Pakistan: plenty of half-full glasses

BRIEFING: "Pakistan's crises: Front line against the Taliban; Fighting this hydra-headed enemy is only the most obvious of the many deep problems afflicting Pakistan," The Economist, 28 November 2009.
Nice overview of the recent military efforts in the FATA.
Upside: General Ashfaq Kayani seems intent on crushing the Pakistani Taliban.
Downside: he evinces no such commitment regarding the Afghani Taliban hiding on his side of the make-believe border.
Not much new in that.
Now, the bad news:
Underpinning the army's reluctance to go after the Afghan Taliban, whose leaders are said to reside in Pakistan's city of Quetta, has been its belief that America and NATO will fail in Afghanistan.

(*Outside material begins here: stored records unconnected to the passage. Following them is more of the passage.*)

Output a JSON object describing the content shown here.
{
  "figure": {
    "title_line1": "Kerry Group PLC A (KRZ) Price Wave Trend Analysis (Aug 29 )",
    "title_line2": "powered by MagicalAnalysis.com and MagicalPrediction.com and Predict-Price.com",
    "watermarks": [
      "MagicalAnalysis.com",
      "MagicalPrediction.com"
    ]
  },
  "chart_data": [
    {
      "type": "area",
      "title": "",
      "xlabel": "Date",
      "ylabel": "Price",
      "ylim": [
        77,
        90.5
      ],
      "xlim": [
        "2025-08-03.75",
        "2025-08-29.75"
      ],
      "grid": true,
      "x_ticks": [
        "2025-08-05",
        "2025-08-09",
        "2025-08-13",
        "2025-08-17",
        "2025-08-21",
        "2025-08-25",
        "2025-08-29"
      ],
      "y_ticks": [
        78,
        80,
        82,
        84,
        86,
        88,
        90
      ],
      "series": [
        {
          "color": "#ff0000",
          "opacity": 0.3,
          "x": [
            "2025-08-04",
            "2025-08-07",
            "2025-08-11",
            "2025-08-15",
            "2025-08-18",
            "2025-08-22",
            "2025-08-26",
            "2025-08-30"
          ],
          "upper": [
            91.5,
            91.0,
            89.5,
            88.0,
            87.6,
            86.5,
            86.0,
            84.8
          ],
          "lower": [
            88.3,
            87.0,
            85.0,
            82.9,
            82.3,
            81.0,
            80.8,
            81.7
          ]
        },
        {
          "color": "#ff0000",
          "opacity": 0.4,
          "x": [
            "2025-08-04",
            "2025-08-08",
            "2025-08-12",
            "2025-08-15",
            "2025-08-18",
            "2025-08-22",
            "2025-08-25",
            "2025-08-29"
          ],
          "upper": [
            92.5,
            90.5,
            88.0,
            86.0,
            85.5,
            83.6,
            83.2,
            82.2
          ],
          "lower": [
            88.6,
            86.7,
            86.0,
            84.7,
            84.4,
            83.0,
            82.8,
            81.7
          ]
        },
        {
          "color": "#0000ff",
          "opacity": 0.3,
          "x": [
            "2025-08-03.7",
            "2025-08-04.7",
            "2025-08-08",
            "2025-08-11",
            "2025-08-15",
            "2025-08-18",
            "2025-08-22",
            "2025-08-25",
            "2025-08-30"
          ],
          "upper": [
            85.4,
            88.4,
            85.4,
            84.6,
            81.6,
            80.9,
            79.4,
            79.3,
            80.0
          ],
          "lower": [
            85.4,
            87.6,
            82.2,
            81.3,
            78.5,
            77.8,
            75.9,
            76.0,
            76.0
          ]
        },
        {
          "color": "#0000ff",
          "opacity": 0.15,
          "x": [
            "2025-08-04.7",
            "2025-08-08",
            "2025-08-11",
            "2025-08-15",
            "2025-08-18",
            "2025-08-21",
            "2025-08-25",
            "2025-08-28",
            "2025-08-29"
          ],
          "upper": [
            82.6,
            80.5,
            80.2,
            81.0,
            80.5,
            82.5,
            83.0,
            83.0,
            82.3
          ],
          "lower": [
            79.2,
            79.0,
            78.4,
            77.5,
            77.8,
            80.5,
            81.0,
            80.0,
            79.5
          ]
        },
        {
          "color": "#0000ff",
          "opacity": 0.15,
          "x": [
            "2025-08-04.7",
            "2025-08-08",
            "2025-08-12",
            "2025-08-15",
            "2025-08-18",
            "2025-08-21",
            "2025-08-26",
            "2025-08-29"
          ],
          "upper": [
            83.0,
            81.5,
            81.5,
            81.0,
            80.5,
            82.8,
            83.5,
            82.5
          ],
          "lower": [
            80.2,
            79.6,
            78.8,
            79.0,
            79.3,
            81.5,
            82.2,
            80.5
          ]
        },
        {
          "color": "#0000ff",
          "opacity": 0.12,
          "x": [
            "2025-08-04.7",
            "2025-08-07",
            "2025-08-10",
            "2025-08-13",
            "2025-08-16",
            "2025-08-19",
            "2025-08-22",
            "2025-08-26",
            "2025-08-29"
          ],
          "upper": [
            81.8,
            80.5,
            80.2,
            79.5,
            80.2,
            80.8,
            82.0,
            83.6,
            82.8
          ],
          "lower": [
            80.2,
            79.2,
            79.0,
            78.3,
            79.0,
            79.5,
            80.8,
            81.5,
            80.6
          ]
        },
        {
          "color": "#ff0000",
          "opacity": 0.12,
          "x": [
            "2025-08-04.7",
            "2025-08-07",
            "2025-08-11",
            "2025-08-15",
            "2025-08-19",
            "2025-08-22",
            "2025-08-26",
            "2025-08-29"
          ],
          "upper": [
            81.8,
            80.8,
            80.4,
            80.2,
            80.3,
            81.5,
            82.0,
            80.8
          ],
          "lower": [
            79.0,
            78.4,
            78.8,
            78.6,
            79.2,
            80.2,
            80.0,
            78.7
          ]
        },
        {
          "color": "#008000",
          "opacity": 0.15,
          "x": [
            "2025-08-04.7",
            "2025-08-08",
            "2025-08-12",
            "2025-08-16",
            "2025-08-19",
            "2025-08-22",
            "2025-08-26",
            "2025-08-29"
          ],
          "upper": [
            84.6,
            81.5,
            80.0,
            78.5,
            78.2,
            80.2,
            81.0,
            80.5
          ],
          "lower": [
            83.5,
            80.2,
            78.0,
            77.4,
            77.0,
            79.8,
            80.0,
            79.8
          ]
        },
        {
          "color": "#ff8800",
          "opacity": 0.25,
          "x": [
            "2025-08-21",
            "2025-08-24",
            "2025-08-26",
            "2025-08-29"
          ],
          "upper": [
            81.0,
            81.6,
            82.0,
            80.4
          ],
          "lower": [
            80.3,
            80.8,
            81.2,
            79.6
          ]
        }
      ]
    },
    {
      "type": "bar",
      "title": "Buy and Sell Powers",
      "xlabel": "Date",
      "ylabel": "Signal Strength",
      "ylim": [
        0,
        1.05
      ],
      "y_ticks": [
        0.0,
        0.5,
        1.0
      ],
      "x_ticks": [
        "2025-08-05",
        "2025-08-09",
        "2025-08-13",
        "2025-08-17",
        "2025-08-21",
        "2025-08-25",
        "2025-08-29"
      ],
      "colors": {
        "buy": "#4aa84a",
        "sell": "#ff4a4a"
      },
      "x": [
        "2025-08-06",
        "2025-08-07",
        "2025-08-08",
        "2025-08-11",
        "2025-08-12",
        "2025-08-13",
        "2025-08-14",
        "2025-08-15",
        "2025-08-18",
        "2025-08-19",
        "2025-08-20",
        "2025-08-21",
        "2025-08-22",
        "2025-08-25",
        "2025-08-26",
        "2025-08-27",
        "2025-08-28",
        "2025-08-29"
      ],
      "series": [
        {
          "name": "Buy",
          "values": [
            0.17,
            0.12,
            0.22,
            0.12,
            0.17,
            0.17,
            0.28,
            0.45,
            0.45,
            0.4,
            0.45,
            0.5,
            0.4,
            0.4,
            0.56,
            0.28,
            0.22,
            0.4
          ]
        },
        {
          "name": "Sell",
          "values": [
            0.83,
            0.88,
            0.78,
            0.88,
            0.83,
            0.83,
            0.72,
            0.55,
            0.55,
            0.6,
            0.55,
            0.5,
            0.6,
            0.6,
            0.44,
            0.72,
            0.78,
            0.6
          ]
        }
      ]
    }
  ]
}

Pakistan's military is okay with this outcome, because American failure in Afghanistan is seen as a zero-sum outcome for Pakistani influence, meaning--most importantly--a decline of Indian influence.
Pakistan's free media is preaching an anti-Americanism just as virulent as that officially espoused in neighboring Iran . . . In Peshewar's stricken bazaars, many blamed the recent blasts on foreign spies--American, Russian, Indian or Israeli.
And you wonder why I've long stated my preference for making India happy in whatever we do inside Afghanistan. I mean, what have we got to lose? Assuming you don't buy into the notion that anybody with a nuke gets whatever they want.
Time to get more mature on the subject.